Posted by fictionforum on May 27, 2008

[AN: This will be continued, probably in about a week.]

A man—far too long, inconspicuously lanky—lounges at the bottom of a macaroni yellow slide. His bony kneecaps throw the rest of his black-clad legs into obscurity; a backwards collar blends into his silken black shirt, hidden by the shadow falling from a high, sharp chin. The dimming sunshine casts him in a rare glow, orange and nearing rosy.

The man wrinkles his otherwise unlined brow, glaring into the sun as if the milkweed clouds skirting it hid some secret from him. “Always, always late. Such a forgetful bastard.”

The footsteps crunching on dry woodchips surprise him in the one instant his watchful black eyes are closed. He—Dyon—appears as he always does, walking around the swings and making the seated man jump. The purple top hat perches high on his forehead and his eyes are newly awake, open and bright above a steaming cigarette which hangs loosely from a wide smirk.

“Catch some cancer, Matty?” he demands of his friend cheerily, pulling a purple pouch from an unseen pocket.

Matty takes the proffered cigarette—rolled and lit and everything put away in the blink of an eye—with a resigned sigh. “You know, I never smoked these before…”

“When you had fun?”

“Yeah. Now, people ask me why I smoke and I can’t answer. I derive no pleasure. It satisfies no void. I just don’t feel like quitting.”

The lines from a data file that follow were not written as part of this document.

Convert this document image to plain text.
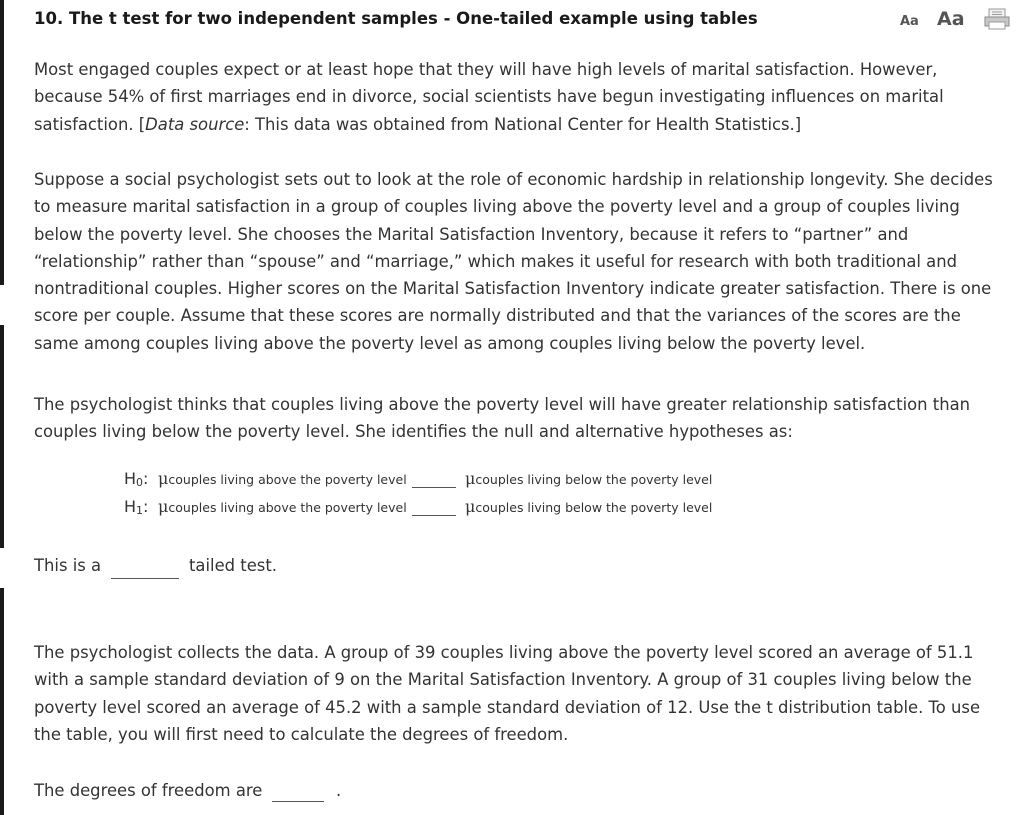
10. The t test for two independent samples - One-tailed example using tables	Aa Aa

Most engaged couples expect or at least hope that they will have high levels of marital satisfaction. However, because 54% of first marriages end in divorce, social scientists have begun investigating influences on marital satisfaction. [Data source: This data was obtained from National Center for Health Statistics.]

Suppose a social psychologist sets out to look at the role of economic hardship in relationship longevity. She decides to measure marital satisfaction in a group of couples living above the poverty level and a group of couples living below the poverty level. She chooses the Marital Satisfaction Inventory, because it refers to “partner” and “relationship” rather than “spouse” and “marriage,” which makes it useful for research with both traditional and nontraditional couples. Higher scores on the Marital Satisfaction Inventory indicate greater satisfaction. There is one score per couple. Assume that these scores are normally distributed and that the variances of the scores are the same among couples living above the poverty level as among couples living below the poverty level.

The psychologist thinks that couples living above the poverty level will have greater relationship satisfaction than couples living below the poverty level. She identifies the null and alternative hypotheses as:

$H_0$: μcouples living above the poverty level	μcouples living below the poverty level
$H_1$: μcouples living above the poverty level	μcouples living below the poverty level
This is a	tailed test.

The psychologist collects the data. A group of 39 couples living above the poverty level scored an average of 51.1 with a sample standard deviation of 9 on the Marital Satisfaction Inventory. A group of 31 couples living below the poverty level scored an average of 45.2 with a sample standard deviation of 12. Use the t distribution table. To use the table, you will first need to calculate the degrees of freedom.

The degrees of freedom are	.
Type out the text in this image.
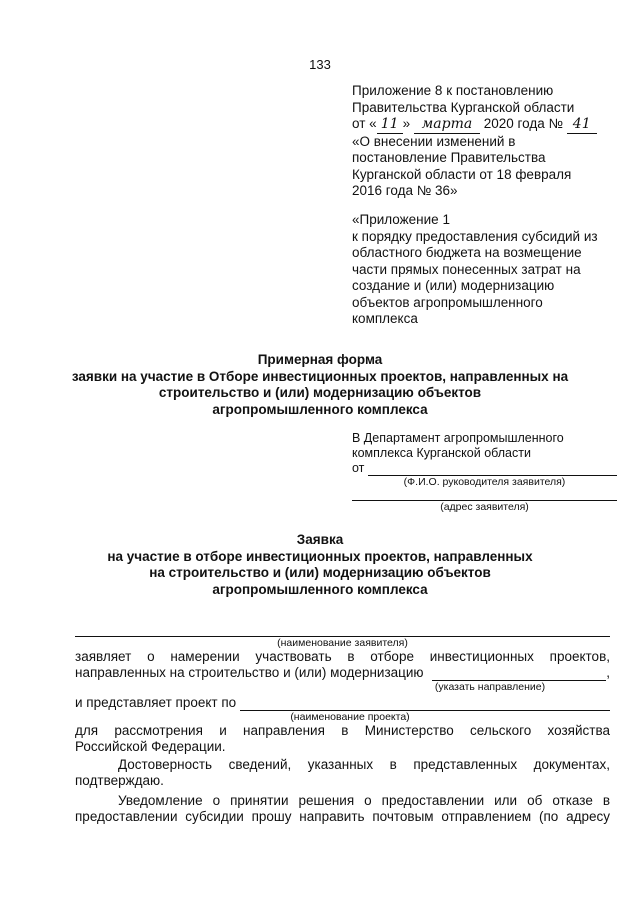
133
Приложение 8 к постановлению
Правительства Курганской области
от « 11 » марта 2020 года № 41
«О внесении изменений в
постановление Правительства
Курганской области от 18 февраля
2016 года № 36»
«Приложение 1
к порядку предоставления субсидий из
областного бюджета на возмещение
части прямых понесенных затрат на
создание и (или) модернизацию
объектов агропромышленного
комплекса
Примерная форма
заявки на участие в Отборе инвестиционных проектов, направленных на
строительство и (или) модернизацию объектов
агропромышленного комплекса
В Департамент агропромышленного
комплекса Курганской области
от
(Ф.И.О. руководителя заявителя)
(адрес заявителя)
Заявка
на участие в отборе инвестиционных проектов, направленных
на строительство и (или) модернизацию объектов
агропромышленного комплекса
(наименование заявителя)

заявляет о намерении участвовать в отборе инвестиционных проектов,

направленных на строительство и (или) модернизацию	,
(указать направление)
и представляет проект по
(наименование проекта)

для рассмотрения и направления в Министерство сельского хозяйства

Российской Федерации.

Достоверность сведений, указанных в представленных документах,

подтверждаю.

Уведомление о принятии решения о предоставлении или об отказе в

предоставлении субсидии прошу направить почтовым отправлением (по адресу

“I smoke because—I can.” Dyon’s eyes are even wider now, challenging and contradictory, but he settles back with a laughing grin and half-hearted eye roll as his attention flicks suddenly to the pile huddled beneath the jungle gym’s child-sized steps. “And how about you, Card? Wanna bumma stoge?”

The reply comes in a warm, even, content tone. A voice with no demands on its time. “I’m just here to watch, thanks.” And then in a murmur, “And anyways, I don’t smoke. Least not now.”

“Ah, yes. How could I have forgotten your constant switches? However, back to… Matty.”

“Speaking.”

“Your voice is positively joyless. If the powers that be ever decide priests should cease meeting with colorfully charactered hedonists at the playground after hours, you could always be an aging cubicle secretary. Or a greeter at one of those dreadful box stores!”

Matty, used to Dyon’s digressions and tangents and unhurriable speaking style, says nothing but sucks the cigarette.

“What I mean to say is, why did you want to speak with me? Oh, don’t look so surprised—of course I’ve been checking up.”

“That black chick’s… well, she’s been around again.”

“Hn. And what might she be anticipating, I wonder?”

A lilting voice wafts over from the far set of monkey bars, the ones intended for people under four feet in height. “Everyone’s been gathering. Ashley told me Drah-zil’s been talking again.”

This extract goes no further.